Recently, IBM indicated that it will be possible to install z/OS without a tape drive, so that would eliminate an extra piece of equipment (and its cost) that I really don't need for the ways I would use my personal home mainframe. Also, IBM has withdrawn the DS6000 "baby" mainframe disk storage unit, but that's generally great news for used market availability and pricing. The DS6000 is a 4U rack mount size, so it would take up less space in my home data center than any other mainframe-class disk storage. So there's good news all around in the home mainframe storage market.
I think I would want to add WebSphere Application Server for z/OS. Version 7 is available, and I could put it in a 1 MSU softcapped LPAR on my home mainframe (and send my SCRT reports to IBM). The one-time license fee would be only about $2564, and my annual subscription and support fee would be only about $512 per year (about $43 per month). That's roughly 80% less than it would be to put WebSphere Application Server Network Deployment on a single core X86 CPU, and WAS z/OS also looks lower priced than it was in 2006, so I certainly have no WebSphere complaints.
Note that all dollar amounts are U.S. prices. Like many large businesses, including Google, my Singapore home data center (i.e. my closet) is chock full already. As it happens, I've run out of space due to all the moving boxes piled up inside, much like those businesses have run out of space, power, and/or cooling due to all the servers and storage they've put inside their overstuffed data centers. (My home data center is so full that I'm constantly tripping over boxes.

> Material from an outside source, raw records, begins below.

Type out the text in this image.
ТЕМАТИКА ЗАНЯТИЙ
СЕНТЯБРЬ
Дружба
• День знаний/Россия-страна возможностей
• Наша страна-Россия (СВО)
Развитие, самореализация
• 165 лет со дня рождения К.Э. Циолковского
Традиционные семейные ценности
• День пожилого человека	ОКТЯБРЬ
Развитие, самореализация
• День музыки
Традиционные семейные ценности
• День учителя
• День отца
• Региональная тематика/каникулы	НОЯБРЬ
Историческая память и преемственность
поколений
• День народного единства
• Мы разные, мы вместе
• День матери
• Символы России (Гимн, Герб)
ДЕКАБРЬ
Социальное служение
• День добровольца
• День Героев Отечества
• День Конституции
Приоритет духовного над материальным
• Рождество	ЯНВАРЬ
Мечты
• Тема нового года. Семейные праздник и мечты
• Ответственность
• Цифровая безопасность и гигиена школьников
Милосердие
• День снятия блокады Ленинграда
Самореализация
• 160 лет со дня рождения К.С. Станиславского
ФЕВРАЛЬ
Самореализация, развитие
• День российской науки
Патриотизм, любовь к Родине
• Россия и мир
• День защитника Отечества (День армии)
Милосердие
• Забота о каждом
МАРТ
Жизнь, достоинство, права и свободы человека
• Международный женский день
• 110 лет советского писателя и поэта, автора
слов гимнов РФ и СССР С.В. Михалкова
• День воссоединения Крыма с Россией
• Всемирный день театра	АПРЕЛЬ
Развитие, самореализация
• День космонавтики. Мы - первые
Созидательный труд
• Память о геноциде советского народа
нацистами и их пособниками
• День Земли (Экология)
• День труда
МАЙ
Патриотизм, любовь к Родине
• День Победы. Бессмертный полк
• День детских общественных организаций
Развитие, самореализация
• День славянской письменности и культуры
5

Sound familiar?) So my goal of installing and running my personal home mainframe will have to wait. But if I can consolidate and virtualize the contents of my moving boxes, my goal will be that much closer. I wonder if System z can consolidate shoes and kitchenware....
UPDATE: IBM has introduced yet another option: the Rational Developer for System z Unit Test feature. For specific allowed uses (within application development), it, too, is a personal mainframe.